Traders predict corn for December delivery, the most actively traded contract, will open down 3 cents to 5 cents a bushel at the Chicago Board of Trade. In overnight electronic trading, the contract slid 5 cents, or 0.7%, to $7.40 1/2 a bushel.
Pushing prices down is chatter about higher-than-expected yields in the Midwest. The corn harvest is beginning in the region, with "some talk of better than expected early harvest yields," according to Doane Advisory Services, an agricultural advisory firm in St. Louis.
Traders are paying close attention to output because of concerns about historically low inventories. A larger-than-expected harvest could help ease tight supplies, although it's still unknown what the final size of the crop will be.
Futures prices already have surged this summer on fears about shrinking supplies, with corn for December delivery hitting a high in late August of nearly $7.80 a bushel. Prices have since pulled back but remain up nearly 20% since July.

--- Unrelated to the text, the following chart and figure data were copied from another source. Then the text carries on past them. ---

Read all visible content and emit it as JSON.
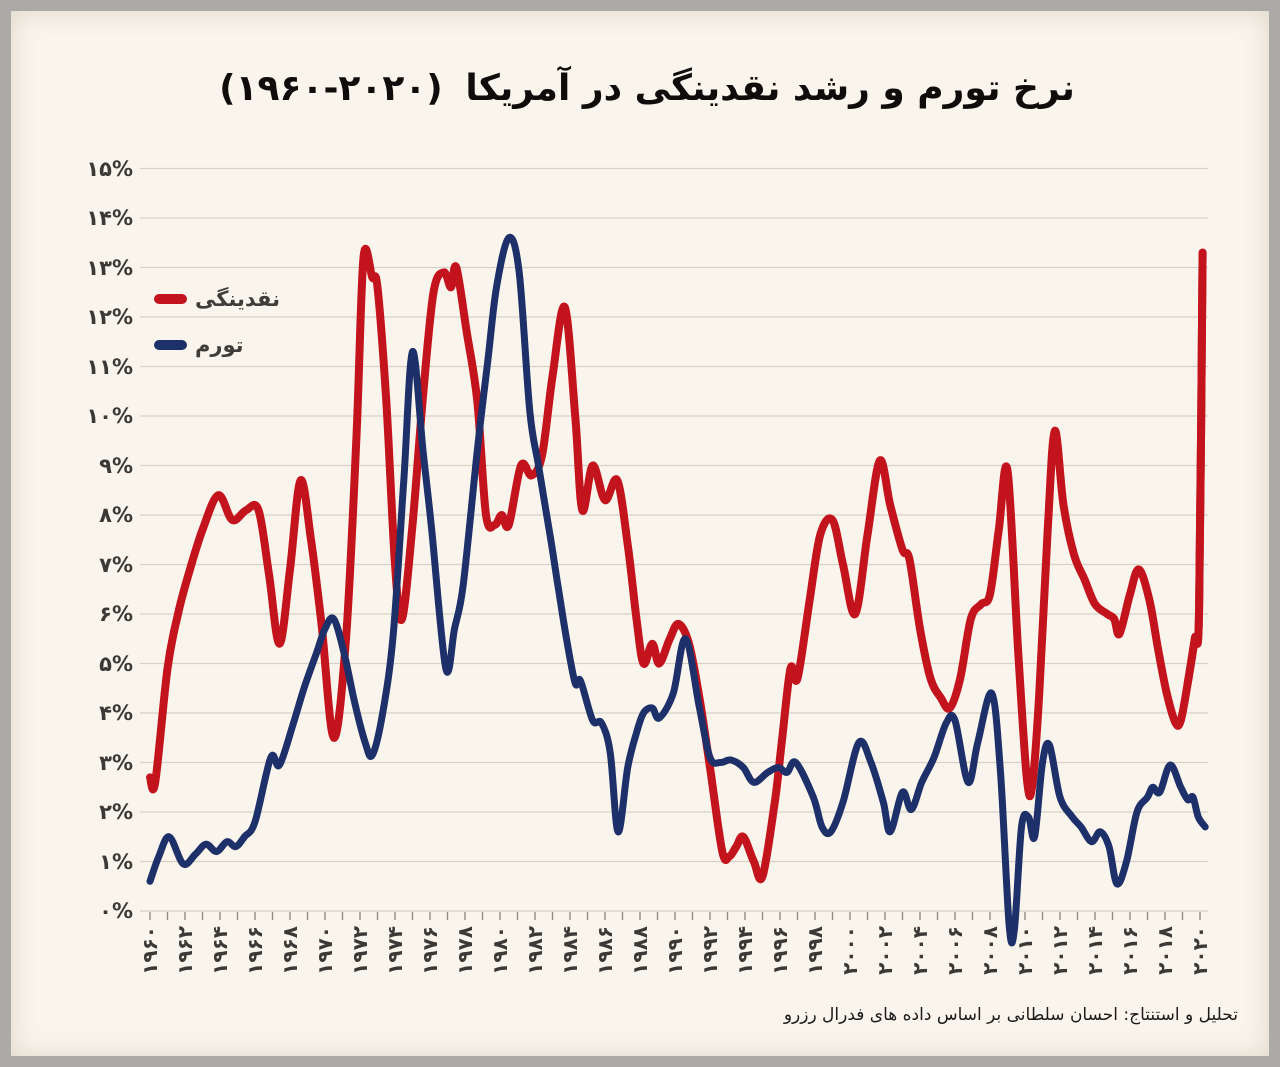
{
  "title": {
    "text": "نرخ تورم و رشد نقدینگی در آمریکا",
    "range": "(۱۹۶۰-۲۰۲۰)"
  },
  "legend": {
    "items": [
      {
        "label": "نقدینگی",
        "color": "#c3141e"
      },
      {
        "label": "تورم",
        "color": "#1e3069"
      }
    ]
  },
  "footer": {
    "text": "تحلیل و استنتاج: احسان سلطانی بر اساس داده های فدرال رزرو"
  },
  "colors": {
    "paper": "#faf5ec",
    "gridline": "#d8d2c6",
    "tick": "#8f8d86",
    "label": "#3a3936",
    "liquidity_red": "#c3141e",
    "inflation_navy": "#1e3069"
  },
  "chart_data": {
    "type": "line",
    "title": "نرخ تورم و رشد نقدینگی در آمریکا (۱۹۶۰-۲۰۲۰)",
    "xlabel": "",
    "ylabel": "%",
    "grid": true,
    "legend_position": "top-left",
    "x_axis": {
      "range": [
        1960,
        2020
      ],
      "minor_tick_step_years": 1,
      "ticks": [
        {
          "year": 1960,
          "label": "۱۹۶۰"
        },
        {
          "year": 1962,
          "label": "۱۹۶۲"
        },
        {
          "year": 1964,
          "label": "۱۹۶۴"
        },
        {
          "year": 1966,
          "label": "۱۹۶۶"
        },
        {
          "year": 1968,
          "label": "۱۹۶۸"
        },
        {
          "year": 1970,
          "label": "۱۹۷۰"
        },
        {
          "year": 1972,
          "label": "۱۹۷۲"
        },
        {
          "year": 1974,
          "label": "۱۹۷۴"
        },
        {
          "year": 1976,
          "label": "۱۹۷۶"
        },
        {
          "year": 1978,
          "label": "۱۹۷۸"
        },
        {
          "year": 1980,
          "label": "۱۹۸۰"
        },
        {
          "year": 1982,
          "label": "۱۹۸۲"
        },
        {
          "year": 1984,
          "label": "۱۹۸۴"
        },
        {
          "year": 1986,
          "label": "۱۹۸۶"
        },
        {
          "year": 1988,
          "label": "۱۹۸۸"
        },
        {
          "year": 1990,
          "label": "۱۹۹۰"
        },
        {
          "year": 1992,
          "label": "۱۹۹۲"
        },
        {
          "year": 1994,
          "label": "۱۹۹۴"
        },
        {
          "year": 1996,
          "label": "۱۹۹۶"
        },
        {
          "year": 1998,
          "label": "۱۹۹۸"
        },
        {
          "year": 2000,
          "label": "۲۰۰۰"
        },
        {
          "year": 2002,
          "label": "۲۰۰۲"
        },
        {
          "year": 2004,
          "label": "۲۰۰۴"
        },
        {
          "year": 2006,
          "label": "۲۰۰۶"
        },
        {
          "year": 2008,
          "label": "۲۰۰۸"
        },
        {
          "year": 2010,
          "label": "۲۰۱۰"
        },
        {
          "year": 2012,
          "label": "۲۰۱۲"
        },
        {
          "year": 2014,
          "label": "۲۰۱۴"
        },
        {
          "year": 2016,
          "label": "۲۰۱۶"
        },
        {
          "year": 2018,
          "label": "۲۰۱۸"
        },
        {
          "year": 2020,
          "label": "۲۰۲۰"
        }
      ]
    },
    "y_axis": {
      "range": [
        0,
        15
      ],
      "unit": "%",
      "ticks": [
        {
          "value": 0,
          "label": "۰%"
        },
        {
          "value": 1,
          "label": "۱%"
        },
        {
          "value": 2,
          "label": "۲%"
        },
        {
          "value": 3,
          "label": "۳%"
        },
        {
          "value": 4,
          "label": "۴%"
        },
        {
          "value": 5,
          "label": "۵%"
        },
        {
          "value": 6,
          "label": "۶%"
        },
        {
          "value": 7,
          "label": "۷%"
        },
        {
          "value": 8,
          "label": "۸%"
        },
        {
          "value": 9,
          "label": "۹%"
        },
        {
          "value": 10,
          "label": "۱۰%"
        },
        {
          "value": 11,
          "label": "۱۱%"
        },
        {
          "value": 12,
          "label": "۱۲%"
        },
        {
          "value": 13,
          "label": "۱۳%"
        },
        {
          "value": 14,
          "label": "۱۴%"
        },
        {
          "value": 15,
          "label": "۱۵%"
        }
      ]
    },
    "series": [
      {
        "name": "نقدینگی",
        "color": "#c3141e",
        "points": [
          [
            1960.0,
            2.7
          ],
          [
            1960.3,
            2.6
          ],
          [
            1961.0,
            4.9
          ],
          [
            1961.6,
            6.0
          ],
          [
            1962.2,
            6.8
          ],
          [
            1963.0,
            7.7
          ],
          [
            1963.9,
            8.4
          ],
          [
            1964.7,
            7.9
          ],
          [
            1965.5,
            8.1
          ],
          [
            1966.2,
            8.1
          ],
          [
            1966.8,
            6.8
          ],
          [
            1967.4,
            5.4
          ],
          [
            1968.0,
            6.9
          ],
          [
            1968.6,
            8.7
          ],
          [
            1969.2,
            7.5
          ],
          [
            1969.8,
            5.8
          ],
          [
            1970.5,
            3.5
          ],
          [
            1971.2,
            5.5
          ],
          [
            1971.8,
            9.6
          ],
          [
            1972.2,
            13.2
          ],
          [
            1972.7,
            12.8
          ],
          [
            1973.0,
            12.6
          ],
          [
            1973.5,
            10.3
          ],
          [
            1974.0,
            7.0
          ],
          [
            1974.4,
            5.9
          ],
          [
            1975.0,
            7.8
          ],
          [
            1975.6,
            10.4
          ],
          [
            1976.2,
            12.5
          ],
          [
            1976.8,
            12.9
          ],
          [
            1977.2,
            12.6
          ],
          [
            1977.5,
            13.0
          ],
          [
            1978.1,
            11.7
          ],
          [
            1978.7,
            10.3
          ],
          [
            1979.2,
            8.0
          ],
          [
            1979.7,
            7.8
          ],
          [
            1980.1,
            8.0
          ],
          [
            1980.5,
            7.8
          ],
          [
            1981.2,
            9.0
          ],
          [
            1981.8,
            8.8
          ],
          [
            1982.4,
            9.2
          ],
          [
            1983.0,
            10.8
          ],
          [
            1983.7,
            12.2
          ],
          [
            1984.3,
            10.0
          ],
          [
            1984.7,
            8.1
          ],
          [
            1985.3,
            9.0
          ],
          [
            1986.0,
            8.3
          ],
          [
            1986.7,
            8.7
          ],
          [
            1987.3,
            7.4
          ],
          [
            1987.8,
            5.9
          ],
          [
            1988.2,
            5.0
          ],
          [
            1988.7,
            5.4
          ],
          [
            1989.1,
            5.0
          ],
          [
            1989.7,
            5.5
          ],
          [
            1990.2,
            5.8
          ],
          [
            1990.8,
            5.4
          ],
          [
            1991.4,
            4.3
          ],
          [
            1992.0,
            2.9
          ],
          [
            1992.7,
            1.2
          ],
          [
            1993.1,
            1.1
          ],
          [
            1993.5,
            1.3
          ],
          [
            1993.9,
            1.5
          ],
          [
            1994.5,
            1.0
          ],
          [
            1995.0,
            0.7
          ],
          [
            1995.7,
            2.2
          ],
          [
            1996.1,
            3.4
          ],
          [
            1996.6,
            4.9
          ],
          [
            1997.0,
            4.7
          ],
          [
            1997.7,
            6.3
          ],
          [
            1998.3,
            7.6
          ],
          [
            1999.0,
            7.9
          ],
          [
            1999.6,
            7.0
          ],
          [
            2000.3,
            6.0
          ],
          [
            2001.0,
            7.6
          ],
          [
            2001.7,
            9.1
          ],
          [
            2002.3,
            8.2
          ],
          [
            2003.0,
            7.3
          ],
          [
            2003.4,
            7.1
          ],
          [
            2004.0,
            5.7
          ],
          [
            2004.6,
            4.7
          ],
          [
            2005.2,
            4.3
          ],
          [
            2005.7,
            4.1
          ],
          [
            2006.3,
            4.7
          ],
          [
            2006.9,
            5.9
          ],
          [
            2007.5,
            6.2
          ],
          [
            2008.0,
            6.4
          ],
          [
            2008.5,
            7.7
          ],
          [
            2009.0,
            8.9
          ],
          [
            2009.6,
            5.3
          ],
          [
            2010.1,
            2.7
          ],
          [
            2010.4,
            2.5
          ],
          [
            2010.8,
            4.3
          ],
          [
            2011.3,
            7.7
          ],
          [
            2011.7,
            9.7
          ],
          [
            2012.2,
            8.2
          ],
          [
            2012.8,
            7.2
          ],
          [
            2013.4,
            6.7
          ],
          [
            2014.0,
            6.2
          ],
          [
            2014.7,
            6.0
          ],
          [
            2015.1,
            5.9
          ],
          [
            2015.4,
            5.6
          ],
          [
            2016.0,
            6.4
          ],
          [
            2016.5,
            6.9
          ],
          [
            2017.1,
            6.3
          ],
          [
            2017.6,
            5.3
          ],
          [
            2018.1,
            4.4
          ],
          [
            2018.6,
            3.8
          ],
          [
            2018.9,
            3.85
          ],
          [
            2019.3,
            4.6
          ],
          [
            2019.7,
            5.5
          ],
          [
            2019.95,
            6.1
          ],
          [
            2020.15,
            13.3
          ]
        ]
      },
      {
        "name": "تورم",
        "color": "#1e3069",
        "points": [
          [
            1960.0,
            0.6
          ],
          [
            1960.5,
            1.1
          ],
          [
            1961.1,
            1.5
          ],
          [
            1961.9,
            0.95
          ],
          [
            1962.6,
            1.15
          ],
          [
            1963.2,
            1.35
          ],
          [
            1963.8,
            1.2
          ],
          [
            1964.4,
            1.4
          ],
          [
            1964.9,
            1.3
          ],
          [
            1965.4,
            1.5
          ],
          [
            1966.0,
            1.8
          ],
          [
            1966.9,
            3.1
          ],
          [
            1967.4,
            2.95
          ],
          [
            1968.2,
            3.8
          ],
          [
            1968.8,
            4.5
          ],
          [
            1969.5,
            5.2
          ],
          [
            1970.0,
            5.7
          ],
          [
            1970.5,
            5.9
          ],
          [
            1971.1,
            5.2
          ],
          [
            1971.7,
            4.2
          ],
          [
            1972.3,
            3.4
          ],
          [
            1972.7,
            3.15
          ],
          [
            1973.3,
            4.0
          ],
          [
            1973.9,
            5.6
          ],
          [
            1974.5,
            8.7
          ],
          [
            1975.0,
            11.3
          ],
          [
            1975.6,
            9.3
          ],
          [
            1976.1,
            7.7
          ],
          [
            1976.9,
            4.9
          ],
          [
            1977.4,
            5.7
          ],
          [
            1977.9,
            6.6
          ],
          [
            1978.7,
            9.3
          ],
          [
            1979.3,
            11.1
          ],
          [
            1979.8,
            12.6
          ],
          [
            1980.5,
            13.6
          ],
          [
            1981.1,
            12.9
          ],
          [
            1981.7,
            10.1
          ],
          [
            1982.2,
            9.0
          ],
          [
            1982.9,
            7.5
          ],
          [
            1983.3,
            6.6
          ],
          [
            1983.8,
            5.5
          ],
          [
            1984.3,
            4.6
          ],
          [
            1984.6,
            4.65
          ],
          [
            1985.3,
            3.85
          ],
          [
            1985.8,
            3.8
          ],
          [
            1986.3,
            3.2
          ],
          [
            1986.75,
            1.6
          ],
          [
            1987.3,
            2.9
          ],
          [
            1987.8,
            3.6
          ],
          [
            1988.2,
            4.0
          ],
          [
            1988.7,
            4.1
          ],
          [
            1989.1,
            3.9
          ],
          [
            1989.9,
            4.4
          ],
          [
            1990.6,
            5.5
          ],
          [
            1991.4,
            4.1
          ],
          [
            1992.0,
            3.1
          ],
          [
            1992.6,
            3.0
          ],
          [
            1993.2,
            3.05
          ],
          [
            1993.9,
            2.9
          ],
          [
            1994.5,
            2.6
          ],
          [
            1995.3,
            2.8
          ],
          [
            1995.9,
            2.9
          ],
          [
            1996.4,
            2.8
          ],
          [
            1996.9,
            3.0
          ],
          [
            1997.9,
            2.3
          ],
          [
            1998.4,
            1.7
          ],
          [
            1998.9,
            1.6
          ],
          [
            1999.6,
            2.2
          ],
          [
            2000.5,
            3.4
          ],
          [
            2001.2,
            3.0
          ],
          [
            2001.9,
            2.2
          ],
          [
            2002.3,
            1.6
          ],
          [
            2003.0,
            2.4
          ],
          [
            2003.5,
            2.05
          ],
          [
            2004.1,
            2.6
          ],
          [
            2004.8,
            3.1
          ],
          [
            2005.5,
            3.8
          ],
          [
            2006.0,
            3.85
          ],
          [
            2006.75,
            2.6
          ],
          [
            2007.3,
            3.4
          ],
          [
            2008.1,
            4.4
          ],
          [
            2008.6,
            2.8
          ],
          [
            2009.1,
            -0.3
          ],
          [
            2009.4,
            -0.35
          ],
          [
            2009.8,
            1.7
          ],
          [
            2010.2,
            1.9
          ],
          [
            2010.55,
            1.5
          ],
          [
            2011.0,
            3.0
          ],
          [
            2011.4,
            3.35
          ],
          [
            2012.0,
            2.3
          ],
          [
            2012.7,
            1.9
          ],
          [
            2013.2,
            1.7
          ],
          [
            2013.8,
            1.4
          ],
          [
            2014.3,
            1.6
          ],
          [
            2014.8,
            1.3
          ],
          [
            2015.25,
            0.55
          ],
          [
            2015.8,
            1.0
          ],
          [
            2016.4,
            2.0
          ],
          [
            2017.0,
            2.3
          ],
          [
            2017.3,
            2.5
          ],
          [
            2017.7,
            2.4
          ],
          [
            2018.3,
            2.95
          ],
          [
            2018.9,
            2.5
          ],
          [
            2019.3,
            2.25
          ],
          [
            2019.6,
            2.3
          ],
          [
            2019.9,
            1.9
          ],
          [
            2020.3,
            1.7
          ]
        ]
      }
    ]
  }
}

The focus of the market is shifting away from the big-picture production and inventory issues that have supported prices and toward "the seasonal reality of an approaching harvest" that will bring in billions of bushels of corn, said Duane Lowry, analyst for Early Market News. The U.S. Department of Agriculture, in a monthly crop report issue Monday, cut its forecast for output 3.2% to 12.5 billion bushels but still projected farmers will harvest the third largest crop in history.
"Early corn yield reports [are] starting to come out of Iowa, with most better than expected," said Doug Bergman, broker for MF Global in Chicago.
The USDA, in a weekly crop report Monday, surprised traders by raising its good-to-excellent rating for the crop by one percentage point from last week to 53%. The government did not issue data on how much of the harvest had been completed.